Potential broken approach of reading csv files
The following pattern is used often to read csv files:
with open(filename, 'rU') as csvfile:
reader = unicodecsv.DictReader(csvfile)
I think this worked in python2 since the str and bytes types were synonymous. However, this breaks in python3 since unicodecsv expects the file to be opened in binary mode, which it is not.
For example, the following fails in python3 with the error AttributeError: 'str' object has no attribute 'decode'
import unicodecsv
filename = 'openelex/us/md/mappings/md.csv'
with open(filename, "r") as data:
reader = unicodecsv.DictReader(data)
for row in reader:
print(row)
Using csv instead of unicodecsv fixes the issue.
import csv
filename = 'openelex/us/md/mappings/md.csv'
with open(filename, "r") as data:
reader = csv.DictReader(data)
for row in reader:
print(row)
Is there something wrong with my setup, or is this broken for other people as well?

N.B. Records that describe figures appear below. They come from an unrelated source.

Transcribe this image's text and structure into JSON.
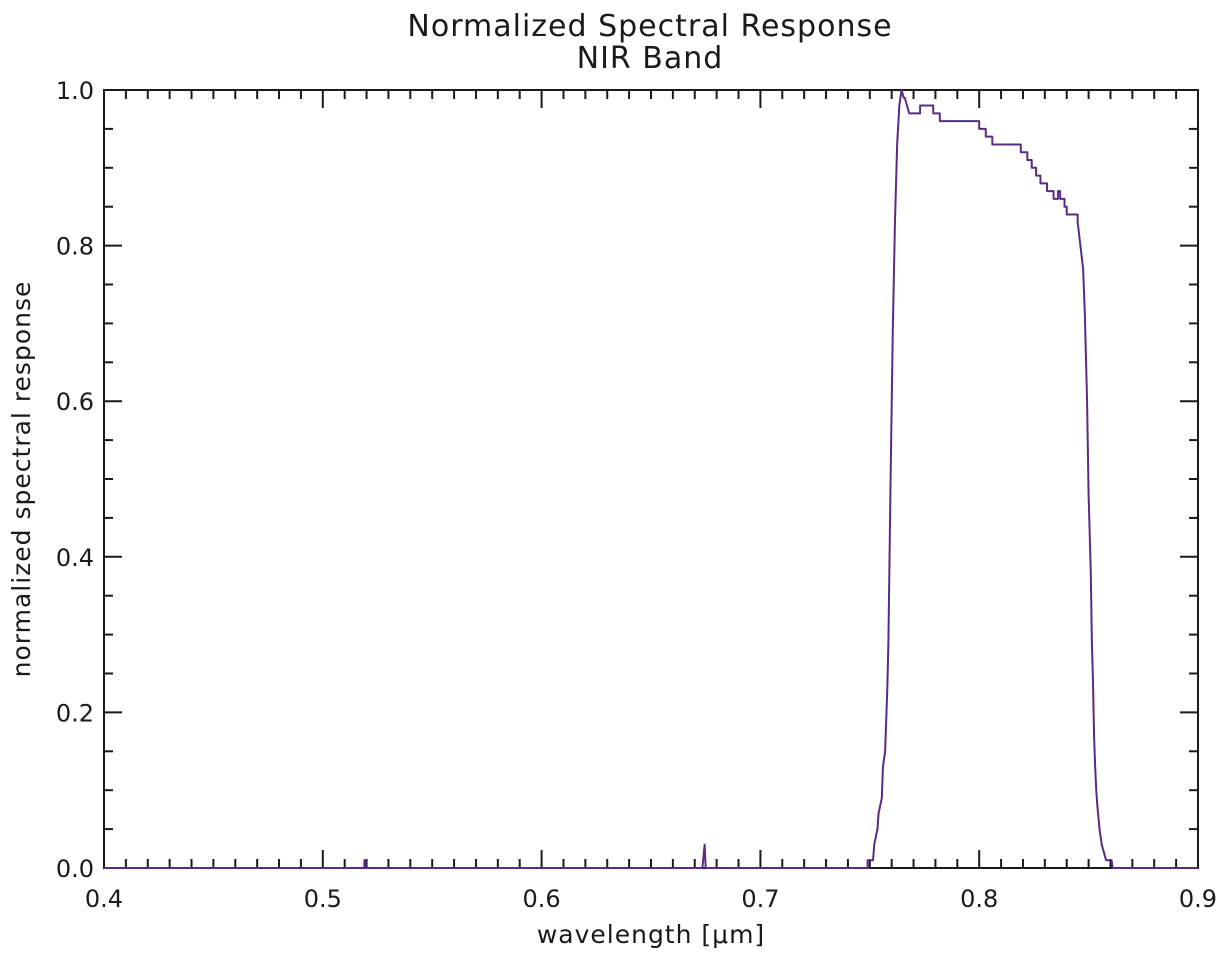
{
  "chart_data": {
    "type": "line",
    "title": "Normalized Spectral Response",
    "subtitle": "NIR Band",
    "xlabel": "wavelength [μm]",
    "ylabel": "normalized spectral response",
    "xlim": [
      0.4,
      0.9
    ],
    "ylim": [
      0.0,
      1.0
    ],
    "x_ticks": [
      0.4,
      0.5,
      0.6,
      0.7,
      0.8,
      0.9
    ],
    "x_tick_labels": [
      "0.4",
      "0.5",
      "0.6",
      "0.7",
      "0.8",
      "0.9"
    ],
    "y_ticks": [
      0.0,
      0.2,
      0.4,
      0.6,
      0.8,
      1.0
    ],
    "y_tick_labels": [
      "0.0",
      "0.2",
      "0.4",
      "0.6",
      "0.8",
      "1.0"
    ],
    "x_minor_step": 0.01,
    "y_minor_step": 0.05,
    "grid": false,
    "line_color": "#5b2a86",
    "series": [
      {
        "x": [
          0.4,
          0.519,
          0.519,
          0.5195,
          0.5195,
          0.52,
          0.52,
          0.6735,
          0.6745,
          0.675,
          0.749,
          0.749,
          0.7515,
          0.752,
          0.7535,
          0.754,
          0.7555,
          0.756,
          0.757,
          0.7575,
          0.758,
          0.7585,
          0.7595,
          0.7605,
          0.7615,
          0.7625,
          0.7635,
          0.7645,
          0.7655,
          0.766,
          0.767,
          0.768,
          0.7685,
          0.769,
          0.773,
          0.773,
          0.779,
          0.779,
          0.782,
          0.782,
          0.8,
          0.8,
          0.803,
          0.803,
          0.806,
          0.806,
          0.819,
          0.819,
          0.822,
          0.822,
          0.824,
          0.824,
          0.826,
          0.826,
          0.828,
          0.828,
          0.831,
          0.831,
          0.834,
          0.834,
          0.836,
          0.836,
          0.837,
          0.837,
          0.839,
          0.839,
          0.84,
          0.84,
          0.841,
          0.841,
          0.843,
          0.843,
          0.845,
          0.845,
          0.8475,
          0.8483,
          0.8493,
          0.85,
          0.851,
          0.8515,
          0.852,
          0.8525,
          0.853,
          0.8535,
          0.854,
          0.855,
          0.856,
          0.857,
          0.858,
          0.859,
          0.8605,
          0.861,
          0.9
        ],
        "y": [
          0.0,
          0.0,
          0.01,
          0.01,
          0.0,
          0.0,
          0.0,
          0.0,
          0.03,
          0.0,
          0.0,
          0.01,
          0.01,
          0.03,
          0.05,
          0.07,
          0.09,
          0.13,
          0.15,
          0.19,
          0.23,
          0.29,
          0.5,
          0.69,
          0.83,
          0.93,
          0.98,
          1.0,
          0.99,
          0.99,
          0.98,
          0.97,
          0.97,
          0.97,
          0.97,
          0.98,
          0.98,
          0.97,
          0.97,
          0.96,
          0.96,
          0.95,
          0.95,
          0.94,
          0.94,
          0.93,
          0.93,
          0.92,
          0.92,
          0.91,
          0.91,
          0.9,
          0.9,
          0.89,
          0.89,
          0.88,
          0.88,
          0.87,
          0.87,
          0.86,
          0.86,
          0.87,
          0.87,
          0.86,
          0.86,
          0.85,
          0.85,
          0.84,
          0.84,
          0.84,
          0.84,
          0.84,
          0.84,
          0.83,
          0.77,
          0.71,
          0.6,
          0.48,
          0.38,
          0.29,
          0.24,
          0.17,
          0.13,
          0.1,
          0.08,
          0.05,
          0.03,
          0.02,
          0.01,
          0.01,
          0.01,
          0.0,
          0.0
        ]
      }
    ]
  }
}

FYI, by using csv instead of unicodecsv together with one other small fix, I can get most of the failing tests in test_md_datasource.py to pass. However, I'm not sure if anything else breaks as a result. But given my understanding of how unicodecsv works with python2 vs. python3, it's a bit unclear to me how things are currently working.
This seems related to https://github.com/jdunck/python-unicodecsv/issues/65.
@warwickmm yeah, this is an artifact of using python2, but we should be using python3, so we can remove unicodecsv and just replace it with the csv module.
Ok. Do you mind my asking how any of this is working currently? It would seem to me that none of the csv files can be read properly as-is.
@warwickmm it's a fair question, and the basic answer is that we've mostly not used the core repo in recent times, instead prioritizing the data conversion work that results in the openelections-data-{state} repos. But we do use it for some of the states and use Python 3 for that.
Thanks. If the core repo isn't used very much anymore, is there a different repo that I can look at for possible ways to contribute? Or, is the core repo still deserving of attention?
@warwickmm most of our work now is done in various state-specific repos, where we put converted precinct results. For example, we're working on converting official precinct results for Texas here.
Thank you. I'll take a look at the state-specific repos.